Although we don't believe in timing the market or panicking over market movements, we do like to keep an eye on big changes -- just in case they're material to our investing thesis.
Investors had a few days over the weekend to digest the Federal Reserve's "no taper" decision and today got some more clarity over why the delay happened in the first place. Fed Bank of Atlanta President Dennis Lockhart said it will take creative leadership for the economy to regain its "mojo," Fed Bank of New York President William Dudley said the economy needs "very accommodative monetary policy," and Dallas Federal Reserve President Richard Fisher said he urged the Fed in favor of tapering off the $85 billion in monthly bond purchases.

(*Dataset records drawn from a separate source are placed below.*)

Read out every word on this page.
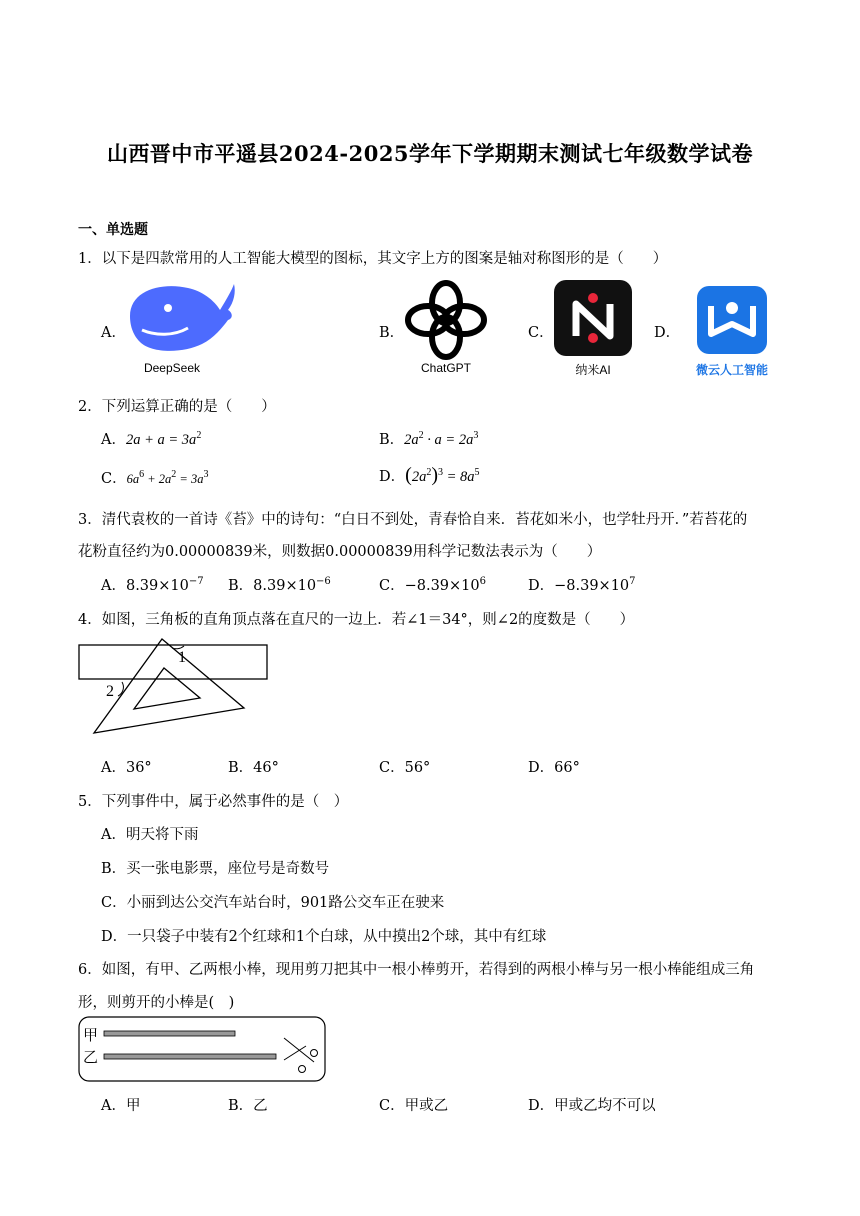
山西晋中市平遥县2024-2025学年下学期期末测试七年级数学试卷
一、单选题
1．以下是四款常用的人工智能大模型的图标，其文字上方的图案是轴对称图形的是（　　）
A．
DeepSeek
B．
ChatGPT
C．
纳米AI
D．
微云人工智能
2．下列运算正确的是（　　）
A．$2a + a = 3a^2$	B．$2a^2 \cdot a = 2a^3$
C．$6a^6 + 2a^2 = 3a^3$	D．$(2a^2)^3 = 8a^5$
3．清代袁枚的一首诗《苔》中的诗句：“白日不到处，青春恰自来．苔花如米小，也学牡丹开．”若苔花的
花粉直径约为0.00000839米，则数据0.00000839用科学记数法表示为（　　）
A．$8.39\times 10^{-7}$ B．$8.39\times 10^{-6}$	C．$-8.39\times 10^6$	D．$-8.39\times 10^7$
4．如图，三角板的直角顶点落在直尺的一边上．若∠1＝34°，则∠2的度数是（　　）
1
2
A．36°	B．46°	C．56°	D．66°
5．下列事件中，属于必然事件的是（　）
A．明天将下雨
B．买一张电影票，座位号是奇数号
C．小丽到达公交汽车站台时，901路公交车正在驶来
D．一只袋子中装有2个红球和1个白球，从中摸出2个球，其中有红球
6．如图，有甲、乙两根小棒，现用剪刀把其中一根小棒剪开，若得到的两根小棒与另一根小棒能组成三角
形，则剪开的小棒是(　)
甲
乙
A．甲	B．乙	C．甲或乙	D．甲或乙均不可以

If that sounds like a confusing mash of opinions, that's because it is -- and that's one reason stocks are down today. The Fed is slowly moving toward pulling back on easy money, but there's debate as to how healthy, or unhealthy, the economy is and therefore the rate at which the Fed can remove the crutches. The markets don't like uncertainty, which has the Dow Jones Industrial Average (DJINDICES:^DJI) down 0.29%, the S&P 500 (SNPINDEX:^GSPC) off 0.4%, gold down 0.56%, and oil 1.03% lower. It's not often all of those components move in the same direction so there's a lot of negative sentiment clouding the market today.
Leading the Dow's declines today are JPMorgan Chase (NYSE:JPM) and Goldman Sachs (NYSE:GS), which are respectively down 2.1% and 2.4%. One driver of the declines is disappointment in the Fed's decision not to taper. Higher interest rates from tapering would result in higher spreads between what banks can borrow for the short term and lend for the long term, increasing their profits. With interest rates down because of continued stimulus, tight margins will persist in the lending business.
The second thing hitting banks is a report that Citigroup's trading revenue will be disappointing this quarter. The Financial Times reported reporting that income could fall by more than 10% this quarter because of slower trading revenue. Investment banks such as Citigroup, JPMorgan, and Goldman Sachs rely on volume to keep their market-making businesses profitable; a slowdown at one would likely leak over to the other big banks as well. Watch third-quarter earnings releases for comments on this over the next few weeks.